MNG Enterprises Inc. has offered to acquire USA Today publisher Gannett Co. Inc. for $12 per share in cash, confirming an earlier report.
The offer price represents a 41% cash premium above Gannett's stock price as of Dec. 31, 2018, MNG said in a Jan. 14 news release.
MNG, also known as Digital First Media, said Gannett's stock price has declined since it was spun off from TEGNA Inc. in 2015. It also noted the decline of Gannett's core newspaper business, as well as the departures of Gannett President and CEO Robert Dickey and ReachLocal Inc. CEO Sharon Rowlands.
In a letter, MNG Chairman R. Joseph Fuchs urged Gannett's board to start the merger discussions.
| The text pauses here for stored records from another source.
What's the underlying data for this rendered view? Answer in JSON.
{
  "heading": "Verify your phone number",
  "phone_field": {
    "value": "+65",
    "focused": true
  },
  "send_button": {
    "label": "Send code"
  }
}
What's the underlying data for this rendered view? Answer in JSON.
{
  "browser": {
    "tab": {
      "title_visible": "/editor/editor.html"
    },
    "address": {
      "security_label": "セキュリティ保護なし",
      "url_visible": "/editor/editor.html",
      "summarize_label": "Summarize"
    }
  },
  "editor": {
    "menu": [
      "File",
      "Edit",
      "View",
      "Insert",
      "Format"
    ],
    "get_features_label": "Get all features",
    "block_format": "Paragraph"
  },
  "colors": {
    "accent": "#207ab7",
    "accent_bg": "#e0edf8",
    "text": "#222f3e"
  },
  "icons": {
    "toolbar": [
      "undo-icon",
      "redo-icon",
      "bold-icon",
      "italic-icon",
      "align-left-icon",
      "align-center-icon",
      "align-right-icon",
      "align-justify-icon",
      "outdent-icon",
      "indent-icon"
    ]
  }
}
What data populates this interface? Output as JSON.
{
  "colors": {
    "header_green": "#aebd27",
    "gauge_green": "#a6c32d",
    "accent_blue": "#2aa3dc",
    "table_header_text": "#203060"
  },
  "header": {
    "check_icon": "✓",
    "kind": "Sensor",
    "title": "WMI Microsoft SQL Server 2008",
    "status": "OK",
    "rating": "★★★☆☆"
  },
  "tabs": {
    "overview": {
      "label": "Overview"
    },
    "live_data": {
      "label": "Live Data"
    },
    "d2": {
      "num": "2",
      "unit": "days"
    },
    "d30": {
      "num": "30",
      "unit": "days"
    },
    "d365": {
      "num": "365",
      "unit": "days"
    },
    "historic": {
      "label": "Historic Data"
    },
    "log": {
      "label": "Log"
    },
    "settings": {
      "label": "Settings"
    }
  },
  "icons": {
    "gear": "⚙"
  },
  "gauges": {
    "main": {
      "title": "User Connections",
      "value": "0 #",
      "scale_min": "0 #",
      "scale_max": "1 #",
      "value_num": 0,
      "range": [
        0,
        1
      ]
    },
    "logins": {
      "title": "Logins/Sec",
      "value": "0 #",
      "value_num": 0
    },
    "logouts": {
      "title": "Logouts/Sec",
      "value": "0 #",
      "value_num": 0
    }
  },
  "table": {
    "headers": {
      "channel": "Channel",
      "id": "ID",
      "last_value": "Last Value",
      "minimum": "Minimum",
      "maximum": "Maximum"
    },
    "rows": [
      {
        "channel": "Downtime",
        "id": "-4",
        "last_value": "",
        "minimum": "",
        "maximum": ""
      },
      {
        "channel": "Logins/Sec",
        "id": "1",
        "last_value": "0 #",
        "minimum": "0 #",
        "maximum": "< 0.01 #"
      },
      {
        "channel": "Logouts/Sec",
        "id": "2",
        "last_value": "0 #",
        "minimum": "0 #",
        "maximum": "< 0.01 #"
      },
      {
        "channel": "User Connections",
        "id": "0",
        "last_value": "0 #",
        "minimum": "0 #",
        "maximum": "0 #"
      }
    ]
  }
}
MNG is also calling on Gannett to hire an investment bank for a review of its strategic alternatives, including a potential sale.
Furthermore, MNG wants Gannett to halt its push into digital acquisitions, as well as to a create a "feasible, strategic and financial path" forward prior to hiring a new CEO.
MNG owns a 7.5% stake in Gannett through its managed investment account.
In a separate release, Gannett said its board would carefully review MNG's proposal to determine the course of action that it believes is in the best interest of the company and Gannett shareholders.